After Christmas Day and towards New Year, model guidance begins to diverge over where high pressure building over the UK early next week will position thereafter. If the high stays over southern UK or drifts back south, it is likely to be mild with the flow from the west or southwest, dry in the south but the north at risk of cloud and rain as Atlantic fronts pass through. If the high drifts north over the UK and stays centred nearby, it will likely be chilly by day mostly due to light winds and clear skies overnight allowing frost to develop and little wind and weak sunshine in the day keeping temperatures suppressed. 

GFS ensembles mean suggest pressure rising and staying fairly high, more so towards the south, Christmas to New Year Period.

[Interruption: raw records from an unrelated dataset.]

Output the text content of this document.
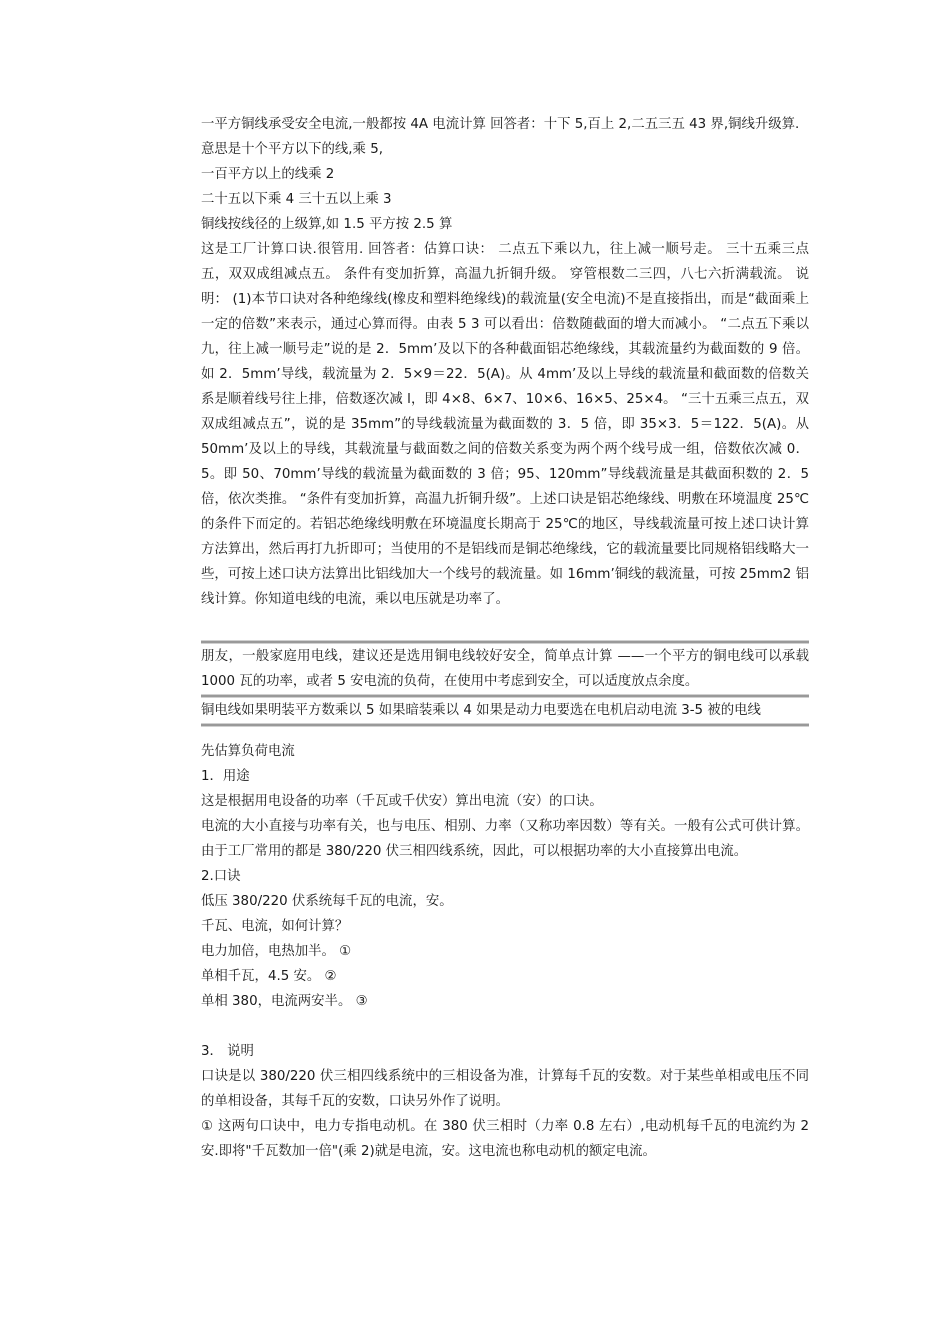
一平方铜线承受安全电流,一般都按 4A 电流计算 回答者：十下 5,百上 2,二五三五 43 界,铜线升级算.

意思是十个平方以下的线,乘 5,

一百平方以上的线乘 2

二十五以下乘 4 三十五以上乘 3

铜线按线径的上级算,如 1.5 平方按 2.5 算

这是工厂计算口诀.很管用. 回答者：估算口诀： 二点五下乘以九，往上减一顺号走。 三十五乘三点五，双双成组减点五。 条件有变加折算，高温九折铜升级。 穿管根数二三四，八七六折满载流。 说明： (1)本节口诀对各种绝缘线(橡皮和塑料绝缘线)的载流量(安全电流)不是直接指出，而是“截面乘上一定的倍数”来表示，通过心算而得。由表 5 3 可以看出：倍数随截面的增大而减小。 “二点五下乘以九，往上减一顺号走”说的是 2．5mm’及以下的各种截面铝芯绝缘线，其载流量约为截面数的 9 倍。如 2．5mm’导线，载流量为 2．5×9＝22．5(A)。从 4mm’及以上导线的载流量和截面数的倍数关系是顺着线号往上排，倍数逐次减 l，即 4×8、6×7、10×6、16×5、25×4。 “三十五乘三点五，双双成组减点五”，说的是 35mm”的导线载流量为截面数的 3．5 倍，即 35×3．5＝122．5(A)。从 50mm’及以上的导线，其载流量与截面数之间的倍数关系变为两个两个线号成一组，倍数依次减 0．5。即 50、70mm’导线的载流量为截面数的 3 倍；95、120mm”导线载流量是其截面积数的 2．5 倍，依次类推。 “条件有变加折算，高温九折铜升级”。上述口诀是铝芯绝缘线、明敷在环境温度 25℃的条件下而定的。若铝芯绝缘线明敷在环境温度长期高于 25℃的地区，导线载流量可按上述口诀计算方法算出，然后再打九折即可；当使用的不是铝线而是铜芯绝缘线，它的载流量要比同规格铝线略大一些，可按上述口诀方法算出比铝线加大一个线号的载流量。如 16mm’铜线的载流量，可按 25mm2 铝线计算。你知道电线的电流，乘以电压就是功率了。

朋友，一般家庭用电线，建议还是选用铜电线较好安全，简单点计算 ——一个平方的铜电线可以承载 1000 瓦的功率，或者 5 安电流的负荷，在使用中考虑到安全，可以适度放点余度。

铜电线如果明装平方数乘以 5 如果暗装乘以 4 如果是动力电要选在电机启动电流 3-5 被的电线

先估算负荷电流

1．用途

这是根据用电设备的功率（千瓦或千伏安）算出电流（安）的口诀。

电流的大小直接与功率有关，也与电压、相别、力率（又称功率因数）等有关。一般有公式可供计算。由于工厂常用的都是 380/220 伏三相四线系统，因此，可以根据功率的大小直接算出电流。

2.口诀

低压 380/220 伏系统每千瓦的电流，安。

千瓦、电流，如何计算？

电力加倍，电热加半。 ①

单相千瓦，4.5 安。 ②

单相 380，电流两安半。 ③

3． 说明

口诀是以 380/220 伏三相四线系统中的三相设备为准，计算每千瓦的安数。对于某些单相或电压不同的单相设备，其每千瓦的安数，口诀另外作了说明。

① 这两句口诀中，电力专指电动机。在 380 伏三相时（力率 0.8 左右）,电动机每千瓦的电流约为 2 安.即将"千瓦数加一倍"(乘 2)就是电流，安。这电流也称电动机的额定电流。
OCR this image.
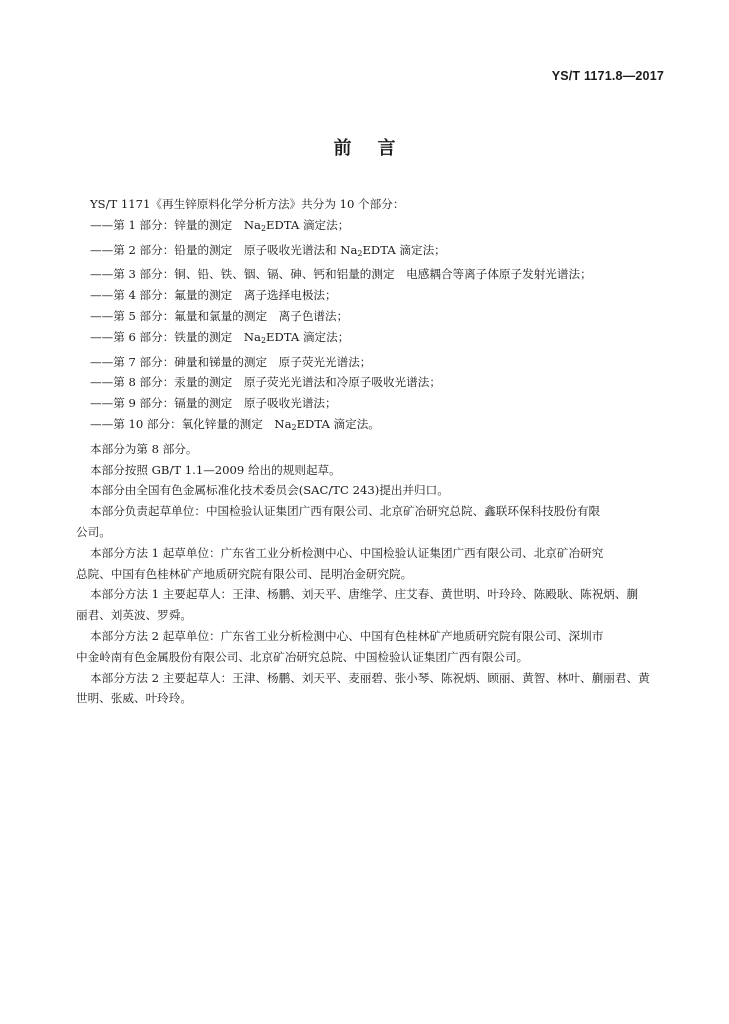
YS/T 1171.8—2017
前言
YS/T 1171《再生锌原料化学分析方法》共分为 10 个部分：
——第 1 部分：锌量的测定　$Na_2EDTA$ 滴定法；
——第 2 部分：铅量的测定　原子吸收光谱法和 $Na_2EDTA$ 滴定法；
——第 3 部分：铜、铅、铁、铟、镉、砷、钙和铝量的测定　电感耦合等离子体原子发射光谱法；
——第 4 部分：氟量的测定　离子选择电极法；
——第 5 部分：氟量和氯量的测定　离子色谱法；
——第 6 部分：铁量的测定　$Na_2EDTA$ 滴定法；
——第 7 部分：砷量和锑量的测定　原子荧光光谱法；
——第 8 部分：汞量的测定　原子荧光光谱法和冷原子吸收光谱法；
——第 9 部分：镉量的测定　原子吸收光谱法；
——第 10 部分：氧化锌量的测定　$Na_2EDTA$ 滴定法。
本部分为第 8 部分。
本部分按照 GB/T 1.1—2009 给出的规则起草。
本部分由全国有色金属标准化技术委员会(SAC/TC 243)提出并归口。
本部分负责起草单位：中国检验认证集团广西有限公司、北京矿冶研究总院、鑫联环保科技股份有限
公司。
本部分方法 1 起草单位：广东省工业分析检测中心、中国检验认证集团广西有限公司、北京矿冶研究
总院、中国有色桂林矿产地质研究院有限公司、昆明冶金研究院。
本部分方法 1 主要起草人：王津、杨鹏、刘天平、唐维学、庄艾春、黄世明、叶玲玲、陈殿耿、陈祝炳、蒯
丽君、刘英波、罗舜。
本部分方法 2 起草单位：广东省工业分析检测中心、中国有色桂林矿产地质研究院有限公司、深圳市
中金岭南有色金属股份有限公司、北京矿冶研究总院、中国检验认证集团广西有限公司。
本部分方法 2 主要起草人：王津、杨鹏、刘天平、麦丽碧、张小琴、陈祝炳、顾丽、黄智、林叶、蒯丽君、黄
世明、张威、叶玲玲。
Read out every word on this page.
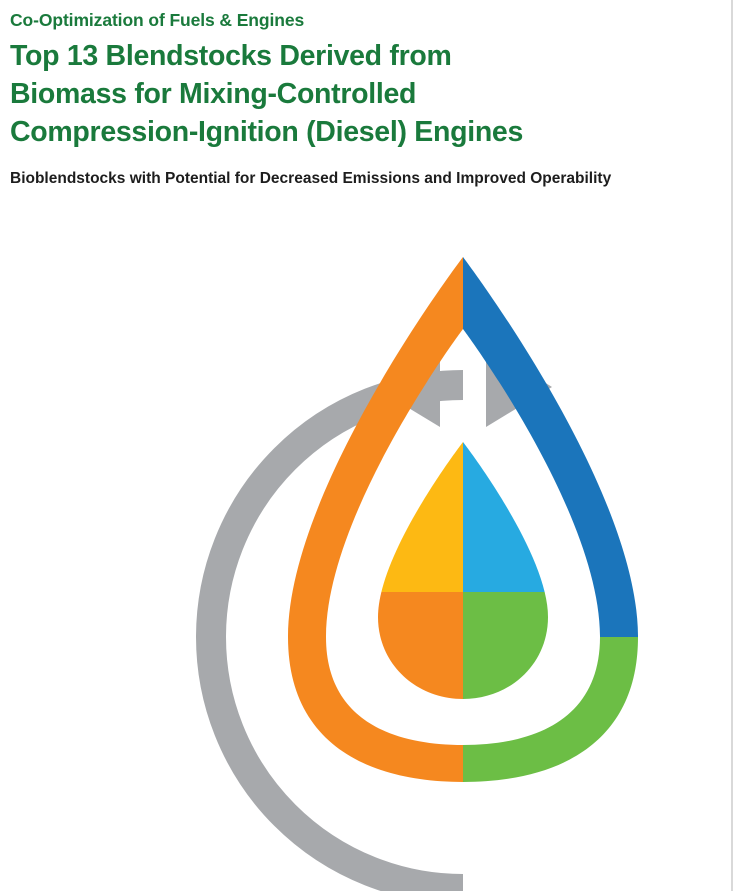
Co-Optimization of Fuels & Engines
Top 13 Blendstocks Derived from
Biomass for Mixing-Controlled
Compression-Ignition (Diesel) Engines
Bioblendstocks with Potential for Decreased Emissions and Improved Operability
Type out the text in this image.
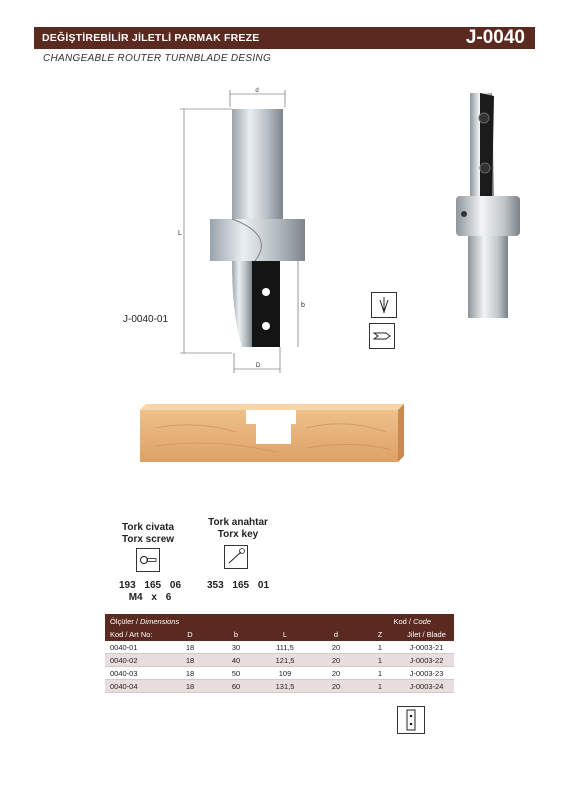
DEĞİŞTİREBİLİR JİLETLİ PARMAK FREZE	J-0040
CHANGEABLE ROUTER TURNBLADE DESING
d
L
b
D
J-0040-01
Tork civata
Torx screw
193 165 06
M4 x 6
Tork anahtar
Torx key
353 165 01
Ölçüler / Dimensions	Kod / Code
Kod / Art No:	D	b	L	d	Z	Jilet / Blade
0040-01	18	30	111,5	20	1	J-0003-21
0040-02	18	40	121,5	20	1	J-0003-22
0040-03	18	50	109	20	1	J-0003-23
0040-04	18	60	131,5	20	1	J-0003-24
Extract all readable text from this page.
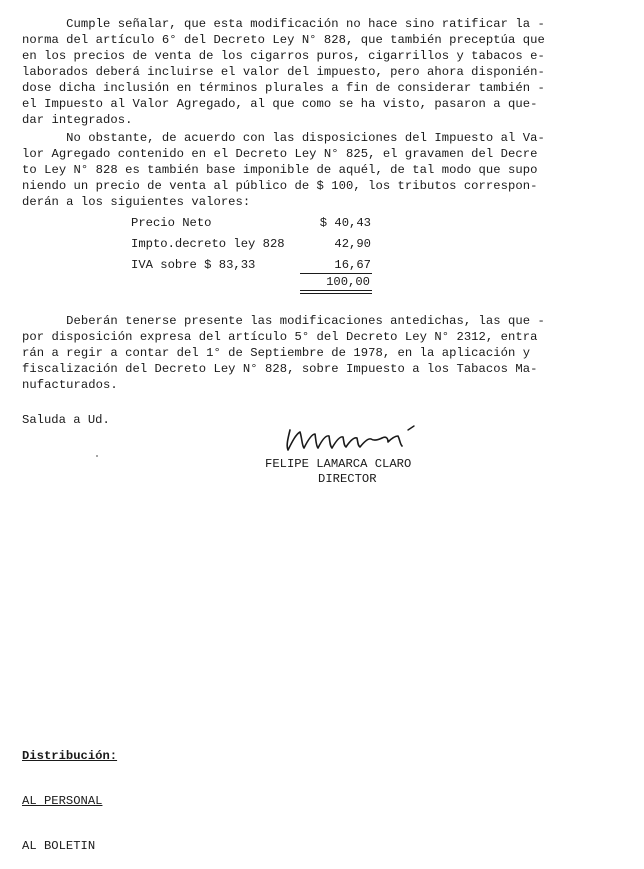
Cumple señalar, que esta modificación no hace sino ratificar la -
norma del artículo 6° del Decreto Ley N° 828, que también preceptúa que
en los precios de venta de los cigarros puros, cigarrillos y tabacos e-
laborados deberá incluirse el valor del impuesto, pero ahora disponién-
dose dicha inclusión en términos plurales a fin de considerar también -
el Impuesto al Valor Agregado, al que como se ha visto, pasaron a que-
dar integrados.
No obstante, de acuerdo con las disposiciones del Impuesto al Va-
lor Agregado contenido en el Decreto Ley N° 825, el gravamen del Decre
to Ley N° 828 es también base imponible de aquél, de tal modo que supo
niendo un precio de venta al público de $ 100, los tributos correspon-
derán a los siguientes valores:
Precio Neto	$ 40,43
Impto.decreto ley 828	42,90
IVA sobre $ 83,33	16,67
100,00
Deberán tenerse presente las modificaciones antedichas, las que -
por disposición expresa del artículo 5° del Decreto Ley N° 2312, entra
rán a regir a contar del 1° de Septiembre de 1978, en la aplicación y
fiscalización del Decreto Ley N° 828, sobre Impuesto a los Tabacos Ma-
nufacturados.
Saluda a Ud.
FELIPE LAMARCA CLARO
DIRECTOR

Distribución:

AL PERSONAL

AL BOLETIN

Recent model operational runs have toyed with both these scenarios but also the latest GFS operational run (06z) shows high pressure drifting NE then E through the middle of next week, which would allow a chilly continental flow for a brief time across the south and east. Generally, the ensemble guidance Christmas Day to New Year’s Day period suggest a rise in pressure across all parts of the UK next week, highest pressure towards the south compared to the north comparing London and Aberdeen GEFS sea-level pressure mean. Generally speaking pressure will likely remain higher in the south than the north until New Year, but it does look like for many, that it will be a quieter and more settled period of weather compared to this week, with high pressure close by, so it for many it should be dry, perhaps more likely chilly and bright by day rather than mild with risk of overnight frost. Frontal systems may affect Scotland and N. Ireland at times though, but becoming increasingly confined to the north and east of these areas.

Early January

Looking further ahead into January and for a while weather forecasters have been keeping an eye on goings-on high up in the stratosphere, because longer range modelling since earlier in the month has been indicating polar stratospheric zonal/westerly winds to decrease and even turn easterly, which in tandem allows stratospheric temperatures to rise and possibly lead to a Sudden Stratospheric Warming (SSW). Strong zonal/westerly polar stratospheric winds are indicative of an intensely cold polar stratospheric vortex which tends to keep deep cold in the atmosphere bottled up at high latitudes while driving a strong jet stream across the North Atlantic and northern Europe. However, when these zonal winds weaken and even turn easterly, the polar stratosphere can suddenly warm as the polar vortex gets displaced or even splits into two. This leading to a SSW, where temperatures can rise by as much as 50C in the polar stratosphere. This is what GFS and its ensembles have been increasingly indicating over the last few weeks, while some other longer range models such as ECWMF/EPS have been coming on board too.

GFS/GEFS continues showing zonal wind reversal later this month and into early January - which can lead to a Sudden Stratospheric Warming and then lead to greater chance of cold and wintry weather for the UK

If a SSW does occur, then this opens up the greater possibility of high latitude blocking to the north or northwest of Europe or over northeast Europe – which would lead to very cold arctic air outbreaks affecting northern Europe, including the UK.